While these areas remain active areas of research, they highlight the growing reality that modern AI systems are not only trained, but also guided.
Actual alignment error
We have already seen that alignment choices can have unintended consequences.
In early 2024, image output produced by Google’s Gemini sparked widespread criticism for producing historically inaccurate depictions of racially diverse Nazi soldiers. The problem seemed to stem from diversity constraints that unintentionally ignored historical context.
This incident illustrates how well-intentioned design choices can produce distorted outputs when coordination priorities conflict with the representation of the facts.
If similar tensions arose in a geopolitical context, the impact could be even more significant.
hostile questions
Critics will naturally ask: Who decides what counts as a fact anchor?
This question is at the center of the debate. Adjustments require human judgment. But without coordination, the model risks completely taking over the chaos of the Internet’s information environment.
These choices become increasingly important as AI systems increasingly act as intermediaries between people and knowledge.
Sovereignty of knowledge in the age of AI
Historically, institutions such as universities, archives, and research libraries have collected society’s knowledge. Now, some of that curation functionality is moving to neural networks.
The difference is visibility.
When newspaper editors modify headlines, the changes are visible. As engineers adjust the model’s training process or alignment rules, the results may simply appear as slightly more confident answers.
This raises serious questions about democratic societies. Who will shape the knowledge infrastructure in the AI era?

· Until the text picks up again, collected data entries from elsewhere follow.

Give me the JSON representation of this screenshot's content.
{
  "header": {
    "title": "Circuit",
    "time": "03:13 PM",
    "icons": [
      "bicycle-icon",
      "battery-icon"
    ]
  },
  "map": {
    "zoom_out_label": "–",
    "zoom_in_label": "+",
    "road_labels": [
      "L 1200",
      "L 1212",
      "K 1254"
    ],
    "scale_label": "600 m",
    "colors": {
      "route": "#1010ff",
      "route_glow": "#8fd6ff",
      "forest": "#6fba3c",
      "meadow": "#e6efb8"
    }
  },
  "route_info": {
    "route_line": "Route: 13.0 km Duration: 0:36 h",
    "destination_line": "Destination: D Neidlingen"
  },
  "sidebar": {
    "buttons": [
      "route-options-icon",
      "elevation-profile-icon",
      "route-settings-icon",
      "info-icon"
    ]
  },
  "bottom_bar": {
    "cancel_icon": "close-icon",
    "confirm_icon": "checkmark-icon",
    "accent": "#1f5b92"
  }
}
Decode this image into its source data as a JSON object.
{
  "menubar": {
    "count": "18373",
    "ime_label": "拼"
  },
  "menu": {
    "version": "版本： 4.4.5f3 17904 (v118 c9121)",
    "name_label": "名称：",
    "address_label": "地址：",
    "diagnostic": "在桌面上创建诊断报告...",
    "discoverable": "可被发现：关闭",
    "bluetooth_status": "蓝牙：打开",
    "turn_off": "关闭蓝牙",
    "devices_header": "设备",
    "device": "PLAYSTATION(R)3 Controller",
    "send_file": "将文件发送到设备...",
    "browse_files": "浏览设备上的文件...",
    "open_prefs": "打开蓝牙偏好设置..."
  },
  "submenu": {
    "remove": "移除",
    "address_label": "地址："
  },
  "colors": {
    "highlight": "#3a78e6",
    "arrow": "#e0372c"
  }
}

For those concerned about Israel’s future and the health of democratic discourse more broadly, the challenge is not simply to debate media discourse. It’s about demanding transparency about how AI systems are trained, calibrated, and evaluated.
The struggle for Israel’s story is no longer confined to newspapers, television studios, and diplomatic venues.
It is now being extended to the hidden mathematical structures of machines that increasingly mediate how the world understands reality.
This is a new landscape. Maps of meaning are important. And ensuring that maps reflect documented reality rather than institutional convenience may become one of the defining challenges of the AI era. The struggle for truth may ultimately become a struggle over who draws the map and who holds the compass.
And what happens when an OpenClaw-type agent is given the task of mapping is yet another story waiting to unfold.